Contrary to popular opinion, the best investment bet that you can make in 2011 is in Africa. You wouldn’t know it if you turn on a TV or read a newspaper, since U.S. and European media focus relentlessly on areas of unrest and instability, but the reports beyond the front page tell a very different story. Record GDP growth, the rise of homegrown corporations and increased foreign investment are all evidence of Africa’s rapid economic progress and remarkable potential.
I speak from experience as CEO of SEACOM. We were pioneers in bringing broadband access to eastern Africa and we are now driving the development of an integrated communication culture across the continent.
Misperceptions about GDP and growth rates in Sub-Saharan Africa cause many investors to write off the region. That is a big mistake. Africa has the third fastest growth rate among regions of the world, and many countries are experiencing exceptional growth. For example, Ghana has the second fastest GDP growth in the world at 14%, with Eritrea and Ethiopia ranked fourth and fifth respectively.
Underpinning this growth is an emerging class of corporations expanding across the continent. A new report, Pioneers on the Frontier: Sub-Saharan Africa’s Multinational Corporations, released this week at the World Economic Forum on Africa in Cape Town, highlights the success of SEACOM and other African-based companies that are making their mark across the continent.
The investment community should pay close attention to this new class of companies spanning a variety of industries. Sub-Saharan Africa’s multinational corporations have firsthand knowledge of local conditions, which often means the difference between success and failure when doing business in Africa. They are working more closely with their governments to accelerate local development and further improve the investment climate. These corporations can serve as local partners, suppliers, and purchasers of goods and services, as well as providing solid opportunities for investment. The expansion of these companies requires a burgeoning financial services industry, as well as connected exchanges and public debt markets.
To date, these opportunities are being supported by African based financial services, while being largely ignored by the greater financial markets. To me, this seems to be an opportunity missed. Many possibilities exist across the continent where returns outweigh perceived risks, such as mezzanine rates for senior debt financing.
Our story at SEACOM has been organically African: our debt and equity came from African markets and our demand is driven by African GSM operators, ISPs and local telecommunication companies. We’ve entered new markets by driving win-win partnerships to collectively grow a nascent data market, replacing a previous reliance on expensive satellites for bandwidth. And the future looks bright, as consumer demand is projected to continue rising. The growth of the middle class has brought Africa to a tipping point, where demand from consumers with increasing expendable income outstrips the supply of products and services. This presents a tremendous opportunity for business expansion and investment.
Of course, Africa is not risk-free: current policy barriers still restrict expansion in some cases. However, the spread of democracy is gradually opening up entrepreneurial opportunities and economic integration is beginning to eliminate barriers to cross-border commerce. Companies entering Africa now are experiencing the benefits of first-mover advantage including high profit margins, access to local resources and unfettered brand recognition.

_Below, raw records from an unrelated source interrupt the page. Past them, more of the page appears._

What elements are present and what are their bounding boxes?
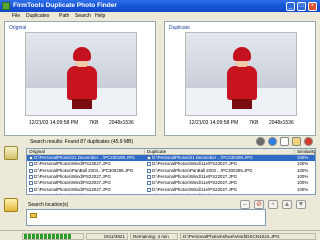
remove-icon: – — [243, 201, 247, 208]
menu-search[interactable]: Search — [75, 13, 91, 19]
image-file-icon — [147, 156, 151, 161]
app-icon[interactable] — [2, 2, 10, 10]
image-file-icon — [29, 187, 33, 192]
progress-segment — [68, 233, 71, 239]
image-file-icon — [29, 181, 33, 186]
menu-file[interactable]: File — [12, 13, 20, 19]
original-photo — [25, 32, 137, 116]
image-file-icon — [147, 181, 151, 186]
original-dimensions: 2048x1536 — [109, 120, 134, 126]
progress-segment — [40, 233, 43, 239]
move-icon[interactable] — [292, 137, 301, 146]
image-file-icon — [4, 146, 18, 160]
image-file-icon — [29, 156, 33, 161]
maximize-icon: □ — [299, 2, 304, 9]
image-file-icon — [147, 175, 151, 180]
image-file-icon — [29, 168, 33, 173]
progress-segment — [24, 233, 27, 239]
duplicate-photo — [185, 32, 297, 116]
clear-icon: ⊘ — [256, 201, 262, 208]
progress-segment — [52, 233, 55, 239]
duplicates-table[interactable]: Original Duplicate Similarity D:\Persona… — [26, 148, 316, 195]
duplicate-path-cell: D:\PersonalPhotos\Wind\11e\PS22027.JPG — [152, 193, 294, 194]
duplicate-dimensions: 2048x1536 — [269, 120, 294, 126]
maximize-button[interactable]: □ — [297, 1, 306, 11]
original-label: Original — [9, 25, 27, 31]
time-remaining: Remaining: 4 min — [130, 232, 178, 240]
original-path-cell: D:\PersonalPhotos\Wind\PS22027.JPG — [34, 193, 144, 194]
similarity-cell: 100% — [297, 193, 315, 194]
progress-segment — [36, 233, 39, 239]
minimize-button[interactable]: _ — [286, 1, 295, 11]
menu-path[interactable]: Path — [59, 13, 69, 19]
image-file-icon — [147, 162, 151, 167]
image-file-icon — [29, 162, 33, 167]
progress-bar — [22, 232, 84, 240]
close-icon: × — [310, 2, 315, 9]
duplicate-date: 12/21/03 14:09:58 PM — [189, 120, 239, 126]
original-date: 12/21/03 14:09:58 PM — [29, 120, 79, 126]
progress-segment — [56, 233, 59, 239]
search-locations-label: Search location(s) — [28, 202, 69, 208]
progress-segment — [32, 233, 35, 239]
menu-bar: File Duplicates Path Search Help — [0, 12, 320, 20]
image-file-icon — [29, 193, 33, 194]
folder-icon — [30, 213, 37, 218]
add-location-button[interactable]: + — [268, 200, 278, 209]
progress-count: 1911/3821 — [86, 232, 128, 240]
clear-locations-button[interactable]: ⊘ — [254, 200, 264, 209]
progress-segment — [44, 233, 47, 239]
move-up-icon: ▲ — [283, 201, 291, 208]
original-size: 7KB — [89, 120, 99, 126]
progress-segment — [60, 233, 63, 239]
current-file: D:\PersonalPhotos\shwe\Vesd\DSCN1024.JPG — [180, 232, 316, 240]
progress-segment — [64, 233, 67, 239]
title-bar: FirmTools Duplicate Photo Finder _ □ × — [0, 0, 320, 12]
window-title: FirmTools Duplicate Photo Finder — [13, 2, 117, 9]
search-locations-list[interactable] — [26, 209, 266, 226]
progress-segment — [48, 233, 51, 239]
copy-icon[interactable] — [280, 137, 289, 146]
image-file-icon — [29, 175, 33, 180]
refresh-icon[interactable] — [268, 137, 277, 146]
image-file-icon — [147, 193, 151, 194]
remove-location-button[interactable]: – — [240, 200, 250, 209]
table-row[interactable]: D:\PersonalPhotos\Wind\PS22027.JPG D:\Per… — [27, 193, 315, 194]
duplicate-size: 7KB — [249, 120, 259, 126]
location-down-button[interactable]: ▼ — [296, 200, 306, 209]
delete-icon[interactable] — [304, 137, 313, 146]
menu-duplicates[interactable]: Duplicates — [26, 13, 49, 19]
plus-icon: + — [270, 201, 276, 208]
image-file-icon — [147, 168, 151, 173]
menu-help[interactable]: Help — [95, 13, 105, 19]
status-bar: 1911/3821 Remaining: 4 min D:\PersonalPh… — [0, 230, 320, 240]
add-folder-icon[interactable] — [4, 198, 18, 212]
minimize-icon: _ — [288, 2, 293, 9]
progress-segment — [28, 233, 31, 239]
results-summary: Search results: Found 87 duplicates (45.… — [30, 139, 134, 145]
close-button[interactable]: × — [308, 1, 317, 11]
image-file-icon — [147, 187, 151, 192]
rotate-icon[interactable] — [256, 137, 265, 146]
move-down-icon: ▼ — [297, 201, 305, 208]
location-up-button[interactable]: ▲ — [282, 200, 292, 209]
original-preview-panel: Original 12/21/03 14:09:58 PM 7KB 2048x1… — [4, 21, 156, 136]
duplicate-label: Duplicate — [169, 25, 190, 31]
duplicate-preview-panel: Duplicate 12/21/03 14:09:58 PM 7KB 2048x… — [164, 21, 316, 136]
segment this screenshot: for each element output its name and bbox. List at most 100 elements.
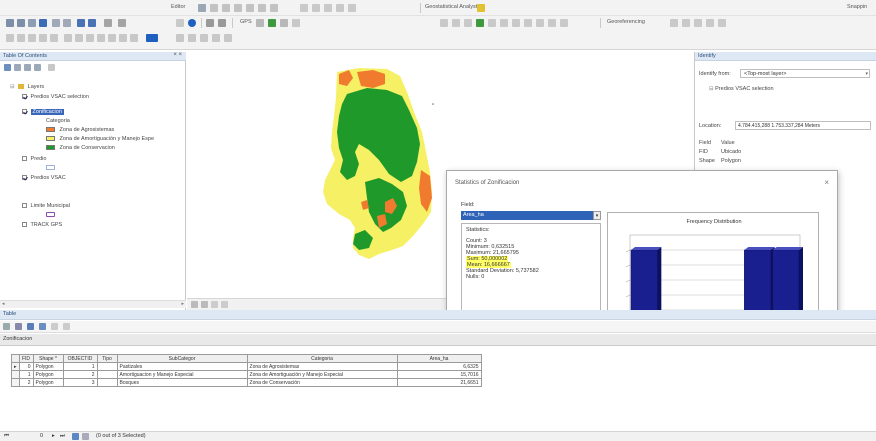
show-selected-records-icon[interactable]	[82, 433, 89, 440]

Over the next decade, Africa is projected to continue experiencing high growth, greater integration and improved policy environments. Now is the time for U.S. and European companies to start investing, or they will miss the wave.
Brian Herlihy is CEO of SEACOM, a Mauritius-based company that provides communications bandwidth across Africa, and a member of the Initiative for Global Development’s Frontier 100 network of African, South Asian, U.S. and European business executives working to increase investment and reduce poverty in Africa.